The silicon powering these two devices sits in entirely different performance tiers. The Ulefone Armor 33 Pro runs on the MediaTek Dimensity 7300X, built on a modern 4 nm process, while the Cubot KingKong Power 5 relies on the MediaTek Helio G100 at 6 nm. A smaller semiconductor node generally means greater transistor density, translating to better power efficiency and thermal performance — the Armor 33 Pro's chip can do more work while generating less heat. The Dimensity 7300X also pairs four performance cores clocked at 2.5 GHz against the Helio G100's top speed of 2.2 GHz, giving the Ulefone a tangible edge in CPU-intensive tasks.

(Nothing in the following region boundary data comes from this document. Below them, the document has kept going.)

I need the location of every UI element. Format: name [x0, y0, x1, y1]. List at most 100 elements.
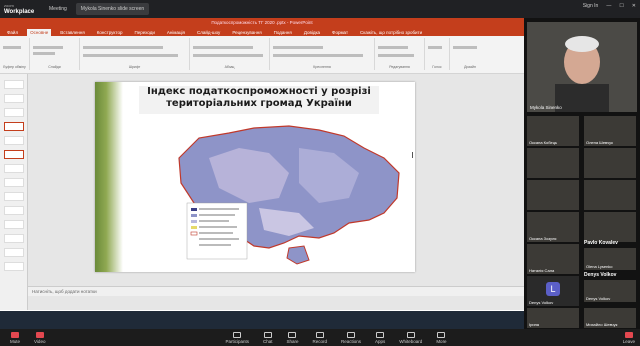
mute-button[interactable]: Mute: [10, 331, 20, 344]
participant-tile[interactable]: Olena Lysenko: [584, 248, 636, 270]
slide-thumbnail[interactable]: [4, 248, 24, 257]
microphone-icon: [11, 331, 19, 338]
current-slide[interactable]: Індекс податкоспроможності у розрізі тер…: [95, 82, 415, 272]
ribbon-tab[interactable]: Вставлення: [57, 29, 88, 36]
shared-screen: Податкоспроможність ТГ 2020 .pptx - Powe…: [0, 18, 524, 329]
participant-tile[interactable]: Denys Volkov: [584, 280, 636, 302]
ribbon-tab[interactable]: Файл: [4, 29, 21, 36]
meeting-controls: Mute Video Participants Chat Share Recor…: [0, 329, 640, 346]
ukraine-map: [178, 125, 400, 265]
ribbon-group-drawing[interactable]: Креслення: [270, 38, 375, 70]
chat-button[interactable]: Chat: [263, 331, 272, 344]
whiteboard-button[interactable]: Whiteboard: [399, 331, 422, 344]
participant-tile[interactable]: Оксана Кобець: [527, 116, 579, 146]
slide-thumbnail[interactable]: [4, 220, 24, 229]
sign-in-link[interactable]: Sign In: [583, 3, 599, 9]
ribbon-tab[interactable]: Слайд-шоу: [194, 29, 223, 36]
slide-thumbnail[interactable]: [4, 262, 24, 271]
video-button[interactable]: Video: [34, 331, 45, 344]
apps-button[interactable]: Apps: [375, 331, 385, 344]
slide-thumbnail[interactable]: [4, 136, 24, 145]
people-icon: [233, 331, 242, 338]
more-icon: [437, 331, 446, 338]
ribbon-tab[interactable]: Подання: [271, 29, 295, 36]
notes-pane[interactable]: Натисніть, щоб додати нотатки: [28, 286, 524, 296]
ribbon-group-editing[interactable]: Редагування: [375, 38, 425, 70]
participant-tile[interactable]: Олена Шевчук: [584, 116, 636, 146]
participant-tile[interactable]: L Denys Volkov: [527, 276, 579, 306]
slide-decoration: [95, 82, 123, 272]
close-icon[interactable]: ✕: [632, 3, 636, 9]
participant-tile[interactable]: Ірина: [527, 308, 579, 328]
zoom-brand: zoom Workplace: [0, 3, 40, 15]
reactions-button[interactable]: Reactions: [341, 331, 361, 344]
top-bar: zoom Workplace Meeting Mykola Sinenko sl…: [0, 0, 640, 18]
slide-thumbnail[interactable]: [4, 150, 24, 159]
ribbon-tab[interactable]: Рецензування: [229, 29, 264, 36]
share-icon: [288, 331, 297, 338]
maximize-icon[interactable]: ☐: [619, 3, 623, 9]
speaker-name: Mykola Sinenko: [530, 105, 562, 110]
ribbon-tab[interactable]: Основне: [27, 29, 52, 36]
participant-tile[interactable]: [584, 212, 636, 242]
participant-tile[interactable]: [527, 180, 579, 210]
participant-tile[interactable]: [584, 148, 636, 178]
leave-button[interactable]: Leave: [623, 331, 635, 344]
slide-thumbnail-selected[interactable]: [4, 122, 24, 131]
ribbon-group-clipboard[interactable]: Буфер обміну: [0, 38, 30, 70]
leave-icon: [624, 331, 633, 338]
participant-name: Pavlo Kovalev: [584, 240, 618, 246]
ribbon-tab[interactable]: Конструктор: [94, 29, 126, 36]
ribbon-tab[interactable]: Формат: [329, 29, 351, 36]
slide-thumbnail[interactable]: [4, 192, 24, 201]
ribbon-tab[interactable]: Переходи: [131, 29, 157, 36]
record-button[interactable]: Record: [313, 331, 327, 344]
chat-icon: [263, 331, 272, 338]
avatar: L: [546, 282, 560, 296]
active-speaker-video[interactable]: Mykola Sinenko: [527, 22, 637, 112]
ribbon-group-design[interactable]: Дизайн: [450, 38, 490, 70]
smile-icon: [347, 331, 356, 338]
participants-panel: Mykola Sinenko Оксана Кобець Олена Шевчу…: [524, 18, 640, 329]
record-icon: [315, 331, 324, 338]
slide-thumbnail[interactable]: [4, 108, 24, 117]
slide-thumbnail[interactable]: [4, 164, 24, 173]
participant-tile[interactable]: Оксана Зозуля: [527, 212, 579, 242]
participant-tile[interactable]: [527, 148, 579, 178]
minimize-icon[interactable]: —: [606, 3, 611, 9]
zoom-window: zoom Workplace Meeting Mykola Sinenko sl…: [0, 0, 640, 346]
speaker-image: [527, 22, 637, 112]
topbar-controls: Sign In — ☐ ✕: [583, 3, 636, 9]
participant-tile[interactable]: Наталія Сала: [527, 244, 579, 274]
ribbon-tab[interactable]: Анімація: [164, 29, 188, 36]
ribbon-group-paragraph[interactable]: Абзац: [190, 38, 270, 70]
ribbon-tab[interactable]: Довідка: [301, 29, 323, 36]
ribbon-group-font[interactable]: Шрифт: [80, 38, 190, 70]
participant-tile[interactable]: [584, 180, 636, 210]
participant-tile[interactable]: Михайло Шевчук: [584, 308, 636, 328]
slide-thumbnail[interactable]: [4, 234, 24, 243]
tab-meeting[interactable]: Meeting: [44, 3, 72, 15]
slide-thumbnails[interactable]: [0, 74, 28, 310]
slide-title: Індекс податкоспроможності у розрізі тер…: [139, 86, 379, 114]
editing-area: Індекс податкоспроможності у розрізі тер…: [0, 74, 524, 310]
ribbon-group-voice[interactable]: Голос: [425, 38, 450, 70]
camera-icon: [35, 331, 44, 338]
share-button[interactable]: Share: [286, 331, 299, 344]
slide-thumbnail[interactable]: [4, 206, 24, 215]
windows-taskbar: [0, 311, 524, 329]
slide-thumbnail[interactable]: [4, 80, 24, 89]
slide-thumbnail[interactable]: [4, 178, 24, 187]
participant-name: Denys Volkov: [584, 272, 617, 278]
text-cursor-icon: [412, 152, 415, 158]
whiteboard-icon: [406, 331, 415, 338]
ribbon-group-slides[interactable]: Слайди: [30, 38, 80, 70]
slide-thumbnail[interactable]: [4, 94, 24, 103]
ribbon: Буфер обміну Слайди Шрифт Абзац Кресленн…: [0, 36, 524, 74]
ribbon-tabs: Файл Основне Вставлення Конструктор Пере…: [0, 26, 524, 36]
ribbon-tab[interactable]: Скажіть, що потрібно зробити: [357, 29, 425, 36]
tab-shared-screen[interactable]: Mykola Sinenko slide screen: [75, 3, 150, 15]
participants-button[interactable]: Participants: [225, 331, 249, 344]
more-button[interactable]: More: [436, 331, 447, 344]
brand-label: Workplace: [4, 9, 35, 15]
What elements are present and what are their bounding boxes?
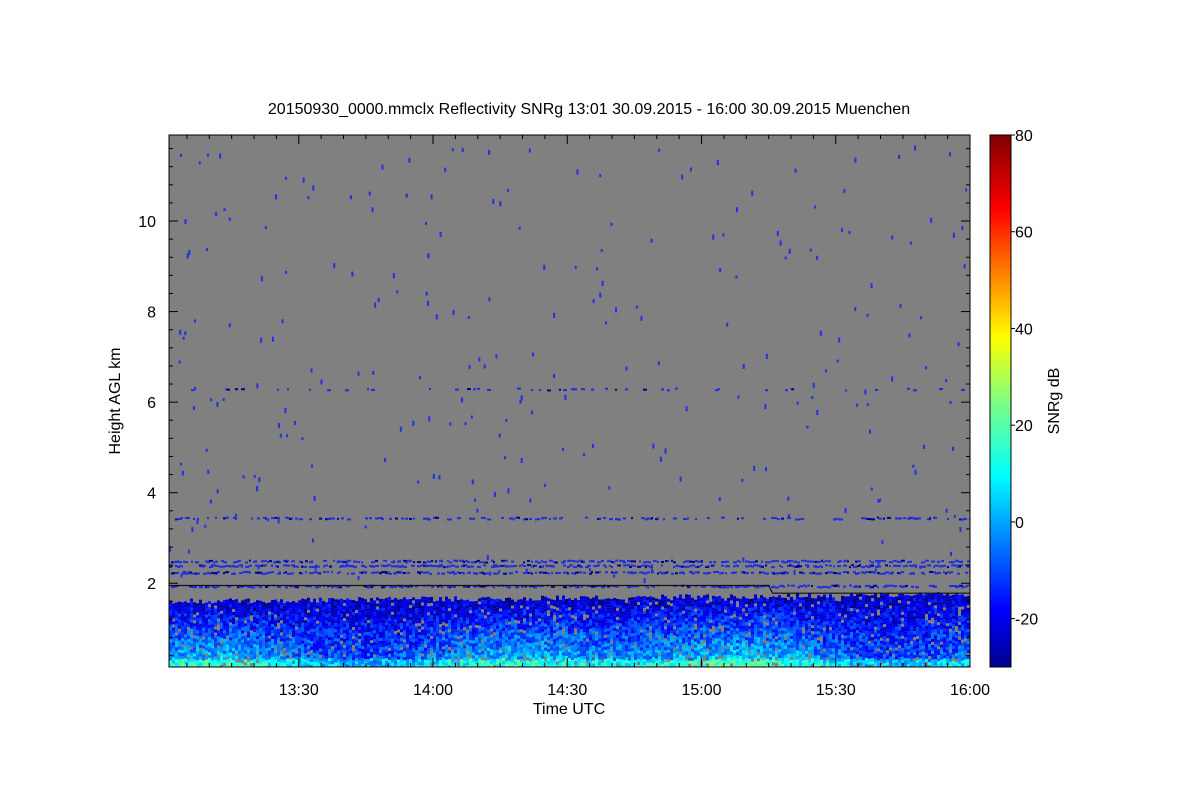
colorbar: 80 60 40 20 0 -20 SNRg dB — [989, 128, 1063, 668]
y-tick-label: 2 — [147, 576, 156, 593]
colorbar-ticks: 80 60 40 20 0 -20 — [1011, 128, 1038, 629]
colorbar-tick-label: -20 — [1015, 612, 1038, 629]
chart-title: 20150930_0000.mmclx Reflectivity SNRg 13… — [268, 101, 910, 118]
x-tick-label: 14:00 — [413, 682, 453, 699]
x-tick-label: 15:00 — [681, 682, 721, 699]
y-tick-label: 10 — [138, 214, 156, 231]
x-tick-label: 14:30 — [547, 682, 587, 699]
x-tick-label: 13:30 — [279, 682, 319, 699]
colorbar-tick-label: 0 — [1015, 515, 1024, 532]
colorbar-tick-label: 80 — [1015, 128, 1033, 145]
colorbar-label: SNRg dB — [1046, 368, 1063, 435]
colorbar-gradient — [989, 134, 1012, 668]
colorbar-tick-label: 60 — [1015, 225, 1033, 242]
y-tick-label: 8 — [147, 305, 156, 322]
y-axis-label: Height AGL km — [107, 347, 124, 454]
radar-figure: 20150930_0000.mmclx Reflectivity SNRg 13… — [107, 101, 1063, 718]
y-tick-label: 6 — [147, 395, 156, 412]
x-axis-label: Time UTC — [533, 701, 605, 718]
y-tick-label: 4 — [147, 486, 156, 503]
colorbar-tick-label: 20 — [1015, 418, 1033, 435]
colorbar-tick-label: 40 — [1015, 321, 1033, 338]
plot-area — [169, 135, 970, 667]
x-tick-label: 16:00 — [950, 682, 990, 699]
x-tick-label: 15:30 — [816, 682, 856, 699]
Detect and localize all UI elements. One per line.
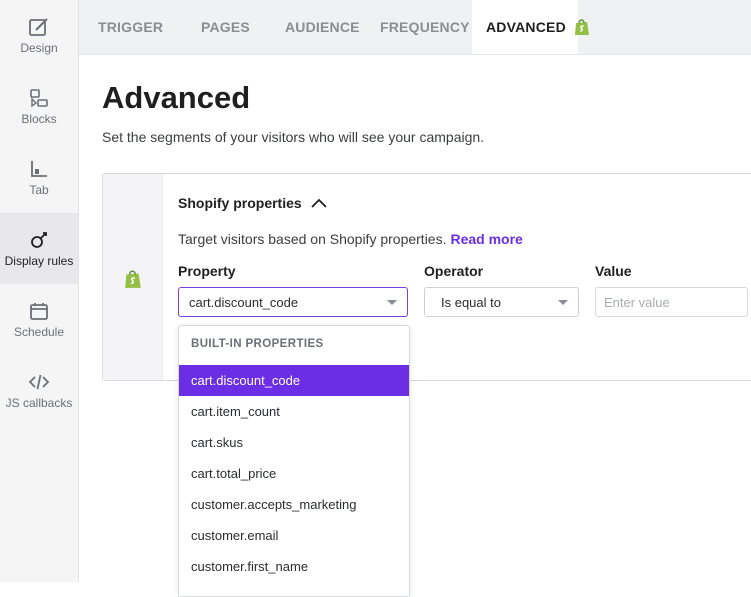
property-label: Property — [178, 263, 236, 279]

The memory story follows the same trajectory. The Armor 33 Pro ships with 16GB of RAM running at 6400 MHz on DDR5, compared to the KingKong Power 5's 6GB at 4266 MHz on DDR4. In practice, more and faster RAM means smoother multitasking, quicker app switching, and more headroom for demanding workloads. Storage is equally lopsided: 512GB on the Armor 33 Pro versus 128GB on the KingKong Power 5 — a fourfold difference that matters for users storing large files, video footage, or extensive offline media. The Armor 33 Pro also supports DirectX 12 versus DirectX 11 on the KingKong Power 5, indicating a more capable GPU pipeline for graphics-intensive applications.
Across every meaningful performance dimension — chipset efficiency, CPU speed, RAM capacity and speed, storage, and GPU capability — the Ulefone Armor 33 Pro holds a commanding advantage. The KingKong Power 5 is not underpowered for basic tasks, but users who multitask heavily, work with large files, or push their device harder will find the Armor 33 Pro significantly more capable.